Whilst back in the UK I might have got a bit carried away with enjoying "Mum's home cooked food" as well as all the millions of stuff I'd fogotten about and suddenly missed, flapjacks, brownies, shortbread, etc (I daren't complete the list  

So I returned back to Sharm carrying a few extra pounds, and given that I walk past the pool every time I leave the apartment, thought it may be a good thing to actually get in it once in a while. 

I now swim every morning and am enjoying it so much, I can't believe I never did it before!! Not only is my body getting toned, but my hair is highlighted and my skin evenly tanned - it's amazing!!! 

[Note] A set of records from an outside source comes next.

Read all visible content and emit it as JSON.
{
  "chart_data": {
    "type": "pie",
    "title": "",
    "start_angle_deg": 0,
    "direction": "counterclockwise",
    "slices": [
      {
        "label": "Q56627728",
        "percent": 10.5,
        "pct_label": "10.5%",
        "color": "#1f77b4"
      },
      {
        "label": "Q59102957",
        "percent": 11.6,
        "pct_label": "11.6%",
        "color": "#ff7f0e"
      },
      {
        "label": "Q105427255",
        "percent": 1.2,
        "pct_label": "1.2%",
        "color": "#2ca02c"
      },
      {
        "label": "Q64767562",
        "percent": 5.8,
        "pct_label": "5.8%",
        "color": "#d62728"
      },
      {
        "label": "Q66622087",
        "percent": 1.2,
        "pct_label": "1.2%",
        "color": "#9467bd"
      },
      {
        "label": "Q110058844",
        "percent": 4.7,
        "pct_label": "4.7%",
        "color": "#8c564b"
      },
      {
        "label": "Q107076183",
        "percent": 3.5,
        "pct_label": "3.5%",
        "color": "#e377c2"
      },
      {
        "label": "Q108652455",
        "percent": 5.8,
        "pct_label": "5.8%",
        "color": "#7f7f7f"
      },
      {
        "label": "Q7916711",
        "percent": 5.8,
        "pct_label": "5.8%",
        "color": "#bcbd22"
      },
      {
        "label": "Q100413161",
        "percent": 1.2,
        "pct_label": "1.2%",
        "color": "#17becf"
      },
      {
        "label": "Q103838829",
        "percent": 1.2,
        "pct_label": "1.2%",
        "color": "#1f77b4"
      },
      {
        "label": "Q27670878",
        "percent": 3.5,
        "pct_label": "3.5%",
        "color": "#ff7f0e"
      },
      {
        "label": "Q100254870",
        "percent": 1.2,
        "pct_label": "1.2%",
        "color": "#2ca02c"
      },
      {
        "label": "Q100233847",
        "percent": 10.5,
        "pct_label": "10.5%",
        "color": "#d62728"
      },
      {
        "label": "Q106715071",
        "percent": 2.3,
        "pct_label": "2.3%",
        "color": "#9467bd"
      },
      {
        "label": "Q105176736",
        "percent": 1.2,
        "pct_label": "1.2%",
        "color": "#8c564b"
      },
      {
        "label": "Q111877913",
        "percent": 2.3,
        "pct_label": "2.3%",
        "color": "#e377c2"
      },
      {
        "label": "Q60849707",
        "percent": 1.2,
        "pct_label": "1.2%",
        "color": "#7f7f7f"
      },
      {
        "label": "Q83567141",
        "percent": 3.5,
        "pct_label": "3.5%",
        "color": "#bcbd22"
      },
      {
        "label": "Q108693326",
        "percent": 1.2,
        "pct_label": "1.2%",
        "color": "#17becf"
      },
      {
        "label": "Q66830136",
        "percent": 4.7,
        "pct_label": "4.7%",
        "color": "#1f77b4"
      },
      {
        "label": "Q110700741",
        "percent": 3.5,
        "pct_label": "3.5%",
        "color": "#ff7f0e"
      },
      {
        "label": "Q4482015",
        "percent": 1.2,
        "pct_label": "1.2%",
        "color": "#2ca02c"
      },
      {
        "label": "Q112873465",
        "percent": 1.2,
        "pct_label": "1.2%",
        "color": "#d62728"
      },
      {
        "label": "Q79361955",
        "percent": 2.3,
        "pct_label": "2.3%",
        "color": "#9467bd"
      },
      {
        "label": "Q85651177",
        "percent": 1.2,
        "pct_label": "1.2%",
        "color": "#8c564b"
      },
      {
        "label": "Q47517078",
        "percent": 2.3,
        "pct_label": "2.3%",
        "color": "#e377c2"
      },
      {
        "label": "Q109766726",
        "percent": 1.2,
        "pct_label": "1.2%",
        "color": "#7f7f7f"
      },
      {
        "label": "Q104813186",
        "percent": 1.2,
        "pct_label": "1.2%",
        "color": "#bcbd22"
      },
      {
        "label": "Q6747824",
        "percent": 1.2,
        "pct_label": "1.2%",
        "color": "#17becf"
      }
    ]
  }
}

So, for those of you who are living by a pool and haven't tried it, give it a go - I feel great 

Speaking of which, I'm off out to the pool now


----------



## Sam (Aug 27, 2009)

I forgot the mention the new and interesting people you can meet at the pool too :clap2:


----------



## Beatle (Aug 14, 2009)

Sam said:


> This may seem really obvious to others, but I've just discovered swimming, and it's amazing!!!!
> 
> Whilst back in the UK I might have got a bit carried away with enjoying "Mum's home cooked food" as well as all the millions of stuff I'd fogotten about and suddenly missed, flapjacks, brownies, shortbread, etc (I daren't complete the list
> 
> ...


I love swimming in outside pools too (in the sun obviously, it's not so much fun when it's cold). Only problem is the chlorine wrecks your hair after a while!


----------



## MaidenScotland (Jun 6, 2009)

We used to have a swimming pool on our roof terrace but the boss filled it in... selfish or what!!


----------